Nella recensione al saggio di Mason scrive Cristina Morini per la rivista “Doppiozero” << Ciò che Mason chiama postcapitalismo è la presa d’atto del disfacimento del capitalismo a partire dallo scompaginamento della legge del profitto e la crisi della teoria del valore e a partire dalle innovative valenze implicite nelle sue stesse infomacchine che introducono gli effetti del “costo zero” e lo scenario della gratuità, così come la difficoltà a creare nuovi mercati quando quelli vecchi si sono esauriti: “quello a cui assistiamo è un infocapitalismo che cerca affannosamente di sopravvivere […]. Un’economia basata sull’informazione con la sua tendenza a generare prodotti a costo zero e diritti di proprietà deboli non può essere un’economia capitalistica”. È, insomma, la focalizzazione di un processo, inarginabile, di transizione verso un Altrove>> Riporto alcuni passi del saggio di Mason dai quali si evincono spunti di riflessione sul concetto di proprietà privata. A proposito del sistema finanziario scrive << La complessità finanziaria è al cuore della vita economica moderna;include strumenti come future e opzioni, e mercati globali altamente liquidi attivi ventiquattr’ore al giorno. Include anche il nuovo rapporto che, come lavoratori e consumatori, abbiamo instaurato con il capitale finanziario. E’ per questo motivo che a ogni crisi finanziaria gli stati sono costretti a ritoccare al rialzo la garanzia implicita di salvataggio pubblico a sostegno di banche, fondi pensione e assicurazioni. Moralmente parlando, se i rischi sono socializzati, dovrebbero esserlo anche i benefici. Ma non c’è alcun bisogno di abolire in toto la complessità finanziaria: laddove questa porti alla speculazione e acceleri inutilmente la velocità del denaro, la si può addomesticare>>.

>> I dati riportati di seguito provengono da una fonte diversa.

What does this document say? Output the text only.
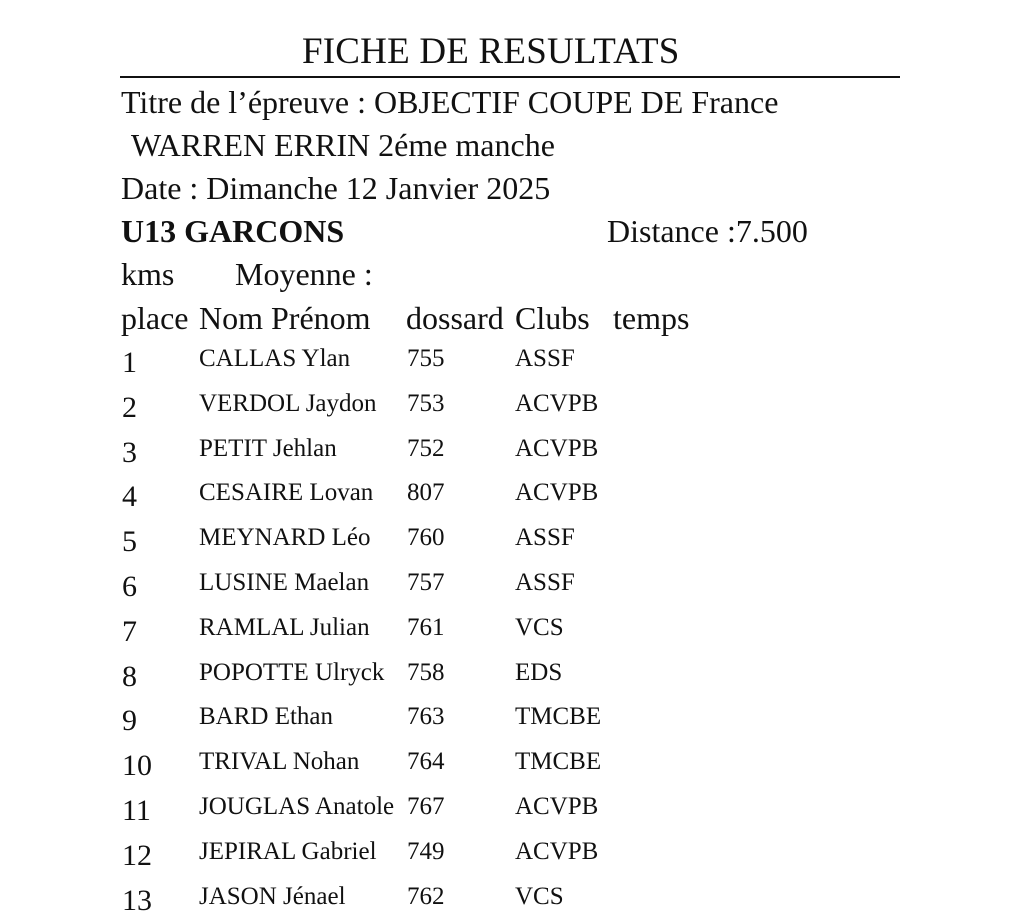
FICHE DE RESULTATS
Titre de l’épreuve : OBJECTIF COUPE DE France
WARREN ERRIN 2éme manche
Date : Dimanche 12 Janvier 2025
U13 GARCONS	Distance :7.500
kms Moyenne :
place Nom Prénom dossard Clubs temps
1 CALLAS Ylan 755	ASSF
2 VERDOL Jaydon 753	ACVPB
3 PETIT Jehlan	752	ACVPB
4 CESAIRE Lovan 807	ACVPB
5 MEYNARD Léo 760	ASSF
6 LUSINE Maelan 757	ASSF
7 RAMLAL Julian 761	VCS
8 POPOTTE Ulryck 758	EDS
9 BARD Ethan	763	TMCBE
10 TRIVAL Nohan 764	TMCBE
11 JOUGLAS Anatole 767	ACVPB
12 JEPIRAL Gabriel 749	ACVPB
13 JASON Jénael 762	VCS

Mason sulla questione avanza proposte che richiamano il ruolo dello Stato, che sono riassumibili come la nazionalizzazione delle banche centrali con l’obbligo di fissare un obiettivo esplicito di crescita sostenibile e un obiettivo di inflazione intorno al livello più elevato delle medie recenti. In aggiunta alle funzioni classiche ( politica monetaria e stabilità finanziaria), la banca centrale dovrebbe fissare un obiettivo di sostenibilità producendo per ogni decisione un modello di valutazione dell’impatto climatico, demografico e sociale. I suoi capi dovrebbero essere eletti democraticamente e ben controllati. La politica monetaria delle banche centrali deve diventare aperta, trasparente e controllata dalle istituzioni politiche. Il sistema bancario dovrebbe essere ristrutturato creando una combinazione di società di servizi pubblici con un tetto ai profitti realizzabili, banche locali e regionali senza fini di lucro, banche di credito cooperativo, agenzie di prestiti peer – to – peer e una istituzione pubblica che fornisca un’intera gamma di servizi finanziari. Lo Stato dovrebbe svolgere esplicitamente la funzione di prestatore di ultima istanza per queste banche. Le proposte avanzate da Mason sono molteplici e toccano diversi aspetti, trovo particolarmente interessante questa relativa al sistema finanziario perché tocca uno dei gangli vitali del capitalismo contemporaneo. Che il tema sia la riflessione sul diritto di proprietà ne è prova ulteriore il dibattito che vede il ritorno in auge dell’idea dei beni comuni. L’economista francese Beniamin Coriat ha ad esempio curato un’antologia di interventi, frutto di tre anni di ricerche, dal titolo significativo “ Le retour des comuns. La crise de l’ideologie proprietarie” per adesso solo in edizione francese. Che siamo all’alba di un nuovo ciclo economico e di mutamento della struttura sociale ed economica è un dato certo, che essi, in mancanza di un pensiero critico alternativo, possano determinare il superamento del Liberalismo e del Capitalismo è altra cosa. Perché ciò possa accadere serve una cultura politica Socialista e Democratica che rivendichi con forza il suo essere alternativa al Liberalismo e al Capitalismo.